Я не очень люблю эти старые дворы, где прошло моё детство, но с некоторых пор мне стало приятно здесь появляться. В сравнении с новостройками, где в вывернутой на поверхность глине пытаются укорениться одинокие деревца и новомодная газонная травка, где из мусорных баков торчит исключительно строительный мусор, а вечером, с высоты седьмого этажа, дворы становятся похожи на муравейники из-за массы копошащихся и хаотично перемещающихся детей. Нет, я люблю детей, но с течением времени стал замечать, что в свободное от работы время, я предпочитаю любить только своих детей, а это несравнимо меньше той разноцветной массы, которую я вижу из своих окон.

Я не очень люблю эти старые дворы ещё и потому, что мне не хочется встречаться с кем-то из моего прошлого. Нашего прошлого больше нет: выросли деревья, полностью изменив облик дворов, в которых нам было от пяти до семнадцати; наши скамейки и подъезды раскрашены в совсем другие, незнакомые цвета; наши тополя, на которых мы всё пытались строить свои «штабы» давно спилили, а из пней вырезали какие-то раскрашенные грибы и кактусы в горшках. Нас самих, таких, какими мы помним друг друга, больше нет. Мы можем, без особого интереса, поинтересоваться жизнью друг друга, чтобы быстро забыть всё услышанное, можем обменяться телефонами, по которым никогда не позвоним… Не хотелось бы таких встреч ещё и потому, что мне, пожалуй, нечего рассказать о себе. Я живу теперь в другом месте, но, по-прежнему, каждый день хожу в нашу старую школу, которая для меня, почему-то, совершенно другая, а больше мне, наверное, и нечего сказать. Все мои личные свершения – это такие короткие разноцветные мазки, ничего не меняющие в общей цветовой гамме… Хотя, встретив кого-нибудь, я, всё равно никогда не бываю разочарован или расстроен, просто, мне не очень этого хочется…

Он вынырнул мне навстречу из-за угла нашего дома – по-прежнему беспорядочно-кучерявый, правда, уже заметно серебристый, Клим.

- Ух! Сколько лет! Как жив, вообще?

Я перебросил легкий портфель в левую руку и поздоровался:

- Как-то так. Нормально. А ты где пропадал?

- Ну, я то там, то сям… К родителям, вот, перебрался. Временно. Ты на работу? Давай пройдёмся вместе. Сто лет тебя не видел!
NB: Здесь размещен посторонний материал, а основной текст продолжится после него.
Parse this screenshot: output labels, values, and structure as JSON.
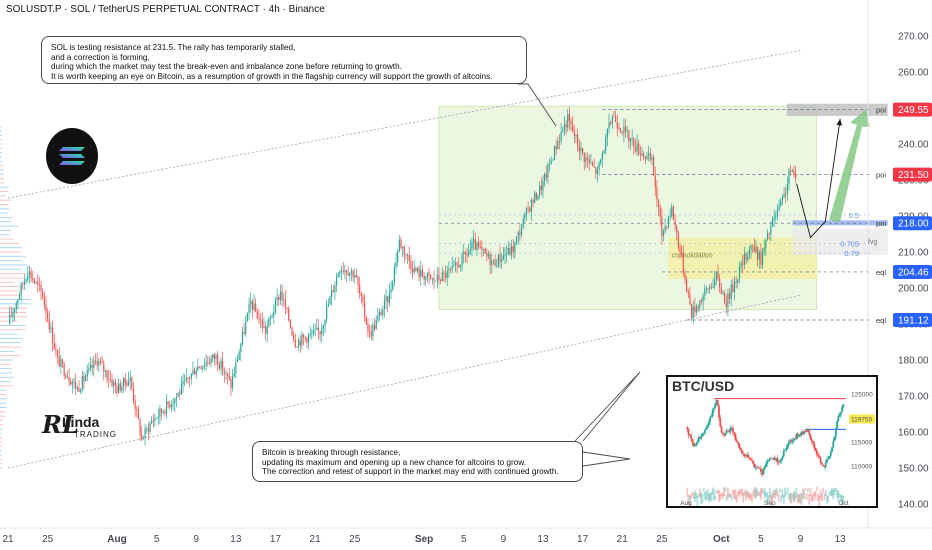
{
  "header": {
    "title": "SOLUSDT.P · SOL / TetherUS PERPETUAL CONTRACT · 4h · Binance"
  },
  "notes": {
    "top": [
      "SOL is testing resistance at 231.5. The rally has temporarily stalled,",
      "and a correction is forming,",
      "during which the market may test the break-even and imbalance zone before returning to growth.",
      "It is worth keeping an eye on Bitcoin, as a resumption of growth in the flagship currency will support the growth of altcoins."
    ],
    "bottom": [
      "Bitcoin is breaking through resistance,",
      "updating its maximum and opening up a new chance for altcoins to grow.",
      "The correction and retest of support in the market may end with continued growth."
    ]
  },
  "brand": {
    "logo_text": "RL",
    "name": "Linda",
    "sub": "TRADING"
  },
  "colors": {
    "up": "#26a69a",
    "down": "#ef5350",
    "zone_green": "#e6f4d7",
    "zone_yellow": "#f3f0a6",
    "tag_red": "#f23645",
    "tag_blue": "#2962ff",
    "fib_blue": "#5b8ee6",
    "arrow_green": "#7cc47c"
  },
  "chart_data": {
    "type": "candlestick",
    "title": "SOLUSDT.P · SOL / TetherUS PERPETUAL CONTRACT · 4h · Binance",
    "ylim": [
      135,
      275
    ],
    "y_ticks": [
      140,
      150,
      160,
      170,
      180,
      190,
      200,
      210,
      220,
      230,
      240,
      250,
      260,
      270
    ],
    "x_ticks": [
      {
        "label": "21",
        "day": 0
      },
      {
        "label": "25",
        "day": 4
      },
      {
        "label": "Aug",
        "day": 11
      },
      {
        "label": "5",
        "day": 15
      },
      {
        "label": "9",
        "day": 19
      },
      {
        "label": "13",
        "day": 23
      },
      {
        "label": "17",
        "day": 27
      },
      {
        "label": "21",
        "day": 31
      },
      {
        "label": "25",
        "day": 35
      },
      {
        "label": "Sep",
        "day": 42
      },
      {
        "label": "5",
        "day": 46
      },
      {
        "label": "9",
        "day": 50
      },
      {
        "label": "13",
        "day": 54
      },
      {
        "label": "17",
        "day": 58
      },
      {
        "label": "21",
        "day": 62
      },
      {
        "label": "25",
        "day": 66
      },
      {
        "label": "Oct",
        "day": 72
      },
      {
        "label": "5",
        "day": 76
      },
      {
        "label": "9",
        "day": 80
      },
      {
        "label": "13",
        "day": 84
      }
    ],
    "close_path": [
      {
        "day": 0,
        "price": 190
      },
      {
        "day": 2,
        "price": 205
      },
      {
        "day": 3.5,
        "price": 198
      },
      {
        "day": 5,
        "price": 180
      },
      {
        "day": 7,
        "price": 172
      },
      {
        "day": 9,
        "price": 180
      },
      {
        "day": 11,
        "price": 172
      },
      {
        "day": 12.3,
        "price": 175
      },
      {
        "day": 13.5,
        "price": 158
      },
      {
        "day": 14.5,
        "price": 163
      },
      {
        "day": 17,
        "price": 170
      },
      {
        "day": 19,
        "price": 178
      },
      {
        "day": 21,
        "price": 181
      },
      {
        "day": 22.5,
        "price": 173
      },
      {
        "day": 24.5,
        "price": 196
      },
      {
        "day": 26,
        "price": 188
      },
      {
        "day": 27.5,
        "price": 199
      },
      {
        "day": 29,
        "price": 185
      },
      {
        "day": 31.5,
        "price": 188
      },
      {
        "day": 33.5,
        "price": 206
      },
      {
        "day": 35,
        "price": 204
      },
      {
        "day": 36.5,
        "price": 187
      },
      {
        "day": 38.5,
        "price": 198
      },
      {
        "day": 39.5,
        "price": 213
      },
      {
        "day": 41,
        "price": 205
      },
      {
        "day": 43,
        "price": 202
      },
      {
        "day": 45,
        "price": 205
      },
      {
        "day": 47,
        "price": 212
      },
      {
        "day": 49,
        "price": 207
      },
      {
        "day": 51,
        "price": 211
      },
      {
        "day": 52.5,
        "price": 222
      },
      {
        "day": 54,
        "price": 229
      },
      {
        "day": 55.5,
        "price": 241
      },
      {
        "day": 56.5,
        "price": 247
      },
      {
        "day": 58,
        "price": 237
      },
      {
        "day": 59.5,
        "price": 232
      },
      {
        "day": 61,
        "price": 248
      },
      {
        "day": 62.3,
        "price": 243
      },
      {
        "day": 63.5,
        "price": 239
      },
      {
        "day": 65,
        "price": 235
      },
      {
        "day": 66,
        "price": 215
      },
      {
        "day": 67,
        "price": 222
      },
      {
        "day": 68,
        "price": 208
      },
      {
        "day": 69,
        "price": 193
      },
      {
        "day": 70.2,
        "price": 198
      },
      {
        "day": 71.5,
        "price": 203
      },
      {
        "day": 72.5,
        "price": 196
      },
      {
        "day": 74,
        "price": 206
      },
      {
        "day": 75,
        "price": 212
      },
      {
        "day": 76,
        "price": 208
      },
      {
        "day": 77,
        "price": 217
      },
      {
        "day": 78.3,
        "price": 225
      },
      {
        "day": 79,
        "price": 233
      },
      {
        "day": 79.6,
        "price": 229
      }
    ],
    "levels": [
      {
        "name": "poi",
        "price": 249.55,
        "tag": "249.55",
        "kind": "red"
      },
      {
        "name": "poi",
        "price": 231.5,
        "tag": "231.50",
        "kind": "red"
      },
      {
        "name": "poi",
        "price": 218.0,
        "tag": "218.00",
        "kind": "blue"
      },
      {
        "name": "eql",
        "price": 204.46,
        "tag": "204.46",
        "kind": "blue"
      },
      {
        "name": "eql",
        "price": 191.12,
        "tag": "191.12",
        "kind": "blue"
      }
    ],
    "fib_labels": [
      {
        "label": "0.5",
        "price": 220.3
      },
      {
        "label": "0.705",
        "price": 212.3
      },
      {
        "label": "0.79",
        "price": 209.7
      }
    ],
    "zone_labels": {
      "consolidation": "consolidation",
      "fvg": "fvg"
    },
    "channel": {
      "upper": [
        [
          0,
          225
        ],
        [
          80,
          266
        ]
      ],
      "lower": [
        [
          0,
          150
        ],
        [
          80,
          198
        ]
      ]
    },
    "projection": [
      [
        79.6,
        229
      ],
      [
        81,
        214
      ],
      [
        82.5,
        218.5
      ],
      [
        84,
        247
      ]
    ],
    "inset": {
      "title": "BTC/USD",
      "y_ticks": [
        "125000",
        "119750",
        "115000",
        "110000"
      ],
      "x_ticks": [
        "Aug",
        "Sep",
        "Oct"
      ],
      "highlight": "119750",
      "resistance": 124000,
      "support": 117600,
      "price_path": [
        {
          "day": 0,
          "price": 118000
        },
        {
          "day": 3,
          "price": 114000
        },
        {
          "day": 6,
          "price": 116500
        },
        {
          "day": 9,
          "price": 119000
        },
        {
          "day": 12,
          "price": 124000
        },
        {
          "day": 14,
          "price": 116500
        },
        {
          "day": 18,
          "price": 117500
        },
        {
          "day": 21,
          "price": 113500
        },
        {
          "day": 24,
          "price": 112000
        },
        {
          "day": 27,
          "price": 110000
        },
        {
          "day": 30,
          "price": 108500
        },
        {
          "day": 33,
          "price": 111500
        },
        {
          "day": 37,
          "price": 111000
        },
        {
          "day": 40,
          "price": 114500
        },
        {
          "day": 44,
          "price": 116500
        },
        {
          "day": 48,
          "price": 117500
        },
        {
          "day": 51,
          "price": 113000
        },
        {
          "day": 54,
          "price": 109500
        },
        {
          "day": 57,
          "price": 112500
        },
        {
          "day": 60,
          "price": 120500
        },
        {
          "day": 62,
          "price": 122500
        }
      ]
    }
  }
}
Мы медленно пошли вдоль нашей длинной пятиэтажки в двенадцать подъездов. Он живёт в четвёртом, а я жил когда-то, в последнем – сворачиваешь за угол и через сто метров – школа. Клим лет на шесть старше меня, не помню точно. Помню, что его класс шефствовал над нашим и энергичный Клим, часто появлялся у нас со всякими затеями, устраивал какие-то игры и соревнования, читал что-то вроде лекций на разные неожиданные темы. Так мы с ним и познакомились. Он, наверное, в рамках мероприятий приуроченных к очередной годовщине победы в Великой Отечественной войне, повёл с нами разговор об авиации – это был его конёк. И где-то в сравнительных характеристиках советских и немецких самолетов мы с ним не сошлись. Это был и мой конёк тоже. Неожиданно для себя я возмутился тому, что вихрастый комсомольский активист авторитетно несёт чушь. Спор продолжался до самого моего подъезда, и я победил, хоть он в этом и не признался. А через день я был у него дома, в точно такой же, только «зеркальной», квартире и листал огромный альбом с марками. Скоро и у меня такой появился. Скромненький, конечно…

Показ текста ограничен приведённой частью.